CHAPTER I
GRÆCO-ROMAN PAGANISM
EXTENT of the Roman Empire at the Time of Christ.—The policy of ancient Rome was to extend and hold her possessions by force of arms. She made demands; and if they were not complied with, she spurned the medium of diplomacy and appealed for arbitrament to the god of battles. Her achievements were the achievements of war. Her glories were the glories of combat. Her trophies were the treasures of conquered provinces and chained captives bowed in grief and shame. Her theory was that "might makes right"; and in vindication and support of this theory she imbued her youth with a martial spirit, trained them in the use of arms from childhood to manhood, and stationed her legions wherever she extended her empire. Thus, military discipline and the fortune of successful warfare formed the basis of the prosperity of Rome.
At the period of which we write, her invincible legions had accomplished the conquest of the civilized earth. Britain, Gaul, Spain, Italy, Illyria, Greece, Asia Minor, Africa, Egypt, and the islands of the Mediterranean—six hundred thousand square leagues of the most fertile territory in the world—had been subdued to the Roman will and had become obedient to Roman decrees. "The empire of the Romans," says Gibbon, "filled the world, and when that empire fell into the hands of a single person, the world became a safe and dreary prison for his enemies. The slave of imperial despotism, whether he was compelled to drag his gilded chain in Rome and the Senate, or to wear out a life of exile on the barren rock of Seriphus, or on the frozen banks of the Danube, expected his fate in silent despair. To resist was fatal, and it was impossible to fly. On every side he was encompassed by a vast extent of sea and land, which he could never hope to traverse without being discovered, seized, and restored to his irritated master. Beyond the frontiers, his anxious view could discover nothing, except the ocean, inhospitable deserts, hostile tribes of barbarians, of fierce manners and unknown language, or dependent kings who would gladly purchase the emperor's protection by the sacrifice of an obnoxious fugitive. 'Wherever you are,' said Cicero to the exiled Marcellus, 'remember that you are equally within the power of the conqueror.'"
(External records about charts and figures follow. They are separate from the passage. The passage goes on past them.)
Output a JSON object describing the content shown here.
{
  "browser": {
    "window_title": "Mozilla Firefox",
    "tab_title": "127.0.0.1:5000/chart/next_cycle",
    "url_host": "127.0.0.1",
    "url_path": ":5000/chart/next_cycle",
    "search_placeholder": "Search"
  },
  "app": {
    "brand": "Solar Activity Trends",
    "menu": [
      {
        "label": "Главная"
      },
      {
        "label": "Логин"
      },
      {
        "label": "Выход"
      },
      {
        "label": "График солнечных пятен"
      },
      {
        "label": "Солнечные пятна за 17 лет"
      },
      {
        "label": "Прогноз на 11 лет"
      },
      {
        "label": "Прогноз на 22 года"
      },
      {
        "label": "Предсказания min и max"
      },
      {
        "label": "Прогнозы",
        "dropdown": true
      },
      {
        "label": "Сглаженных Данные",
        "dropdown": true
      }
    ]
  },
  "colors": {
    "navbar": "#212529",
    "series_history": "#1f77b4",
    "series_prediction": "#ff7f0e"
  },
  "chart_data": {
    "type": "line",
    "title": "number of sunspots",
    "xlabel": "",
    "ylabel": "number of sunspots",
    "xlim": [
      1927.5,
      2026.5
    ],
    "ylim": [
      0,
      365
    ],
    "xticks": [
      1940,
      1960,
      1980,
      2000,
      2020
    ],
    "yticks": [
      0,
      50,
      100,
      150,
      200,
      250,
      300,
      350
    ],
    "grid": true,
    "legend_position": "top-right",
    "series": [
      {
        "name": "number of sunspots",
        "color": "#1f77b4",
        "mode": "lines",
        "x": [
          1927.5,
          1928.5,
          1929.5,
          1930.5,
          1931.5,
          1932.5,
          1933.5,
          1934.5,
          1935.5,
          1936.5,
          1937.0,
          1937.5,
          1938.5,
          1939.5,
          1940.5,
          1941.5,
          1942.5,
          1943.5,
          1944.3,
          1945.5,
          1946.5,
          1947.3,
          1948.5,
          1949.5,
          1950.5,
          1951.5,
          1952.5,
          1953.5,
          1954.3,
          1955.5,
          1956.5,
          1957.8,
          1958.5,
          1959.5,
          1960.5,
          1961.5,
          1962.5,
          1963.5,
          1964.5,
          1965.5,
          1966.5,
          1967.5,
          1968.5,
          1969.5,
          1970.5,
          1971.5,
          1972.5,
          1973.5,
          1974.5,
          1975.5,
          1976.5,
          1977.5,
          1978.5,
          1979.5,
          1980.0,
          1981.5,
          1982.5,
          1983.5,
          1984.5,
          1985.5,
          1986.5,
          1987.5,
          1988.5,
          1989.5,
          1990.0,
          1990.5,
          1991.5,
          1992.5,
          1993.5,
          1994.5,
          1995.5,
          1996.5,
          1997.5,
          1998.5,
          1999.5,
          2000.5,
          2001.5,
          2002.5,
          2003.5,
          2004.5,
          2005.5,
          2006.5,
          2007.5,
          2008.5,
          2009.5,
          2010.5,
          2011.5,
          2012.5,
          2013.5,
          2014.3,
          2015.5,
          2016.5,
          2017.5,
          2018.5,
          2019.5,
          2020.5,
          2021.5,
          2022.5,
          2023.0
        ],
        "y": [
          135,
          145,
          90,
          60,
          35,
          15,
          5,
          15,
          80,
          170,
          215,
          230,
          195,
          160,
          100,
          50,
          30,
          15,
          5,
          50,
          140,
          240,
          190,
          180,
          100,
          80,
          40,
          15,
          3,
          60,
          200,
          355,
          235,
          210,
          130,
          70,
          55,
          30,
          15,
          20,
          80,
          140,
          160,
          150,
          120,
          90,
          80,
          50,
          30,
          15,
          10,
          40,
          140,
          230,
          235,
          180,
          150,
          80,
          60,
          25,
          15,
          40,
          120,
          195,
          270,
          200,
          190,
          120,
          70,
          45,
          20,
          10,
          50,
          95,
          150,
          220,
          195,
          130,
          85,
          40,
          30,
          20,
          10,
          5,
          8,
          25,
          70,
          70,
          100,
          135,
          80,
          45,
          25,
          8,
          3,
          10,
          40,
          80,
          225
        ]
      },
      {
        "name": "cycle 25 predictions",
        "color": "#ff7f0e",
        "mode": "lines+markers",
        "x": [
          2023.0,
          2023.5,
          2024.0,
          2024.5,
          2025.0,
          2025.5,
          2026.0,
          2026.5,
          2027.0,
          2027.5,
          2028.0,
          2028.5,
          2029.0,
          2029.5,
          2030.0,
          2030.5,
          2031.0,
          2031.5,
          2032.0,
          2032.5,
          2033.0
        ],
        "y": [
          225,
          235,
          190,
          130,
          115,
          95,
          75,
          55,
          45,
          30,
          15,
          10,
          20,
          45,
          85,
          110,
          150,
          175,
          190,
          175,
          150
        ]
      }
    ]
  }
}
In obedience to a universal law of development and growth, when the Roman empire had reached the limits of physical expansion, when Roman conquest was complete, when Roman laws and letters had reached approximate perfection, and when Roman civilization had attained its crown and consummation, Roman decline began. The birth of the empire marked the beginning of the end. It was then that the shades of night commenced to gather slowly upon the Roman world; and that the Roman ship of state began to move slowly but inevitably, upon a current of indescribable depravity and degeneracy, toward the abyss. The Roman giant bore upon his shoulders the treasures of a conquered world; and Bacchus-like, reeled, crowned and drunken, to his doom.
No period of human history is so marked by lust and licentiousness as the history of Rome at the beginning of the Christian era. The Roman religion had fallen into contempt. The family instinct was dead, and the marital relation was a mockery and a shame. The humane spirit had vanished from Roman hearts, and slavery was the curse of every province of the empire. The destruction of infants and the gladiatorial games were mere epitomes of Roman brutality and degeneracy. Barbarity, corruption and dissoluteness pervaded every form of Roman life.
A perfect picture of the depravity of the times about which we write may be had from a perusal of the Roman satirists, Tacitus and Juvenal. The ordinary Roman debauchee was not the sole victim of their wrath. They chiseled the hideous features of the Cæsars with a finer stroke than that employed by Phidias and Praxiteles in carving statues of the Olympic gods.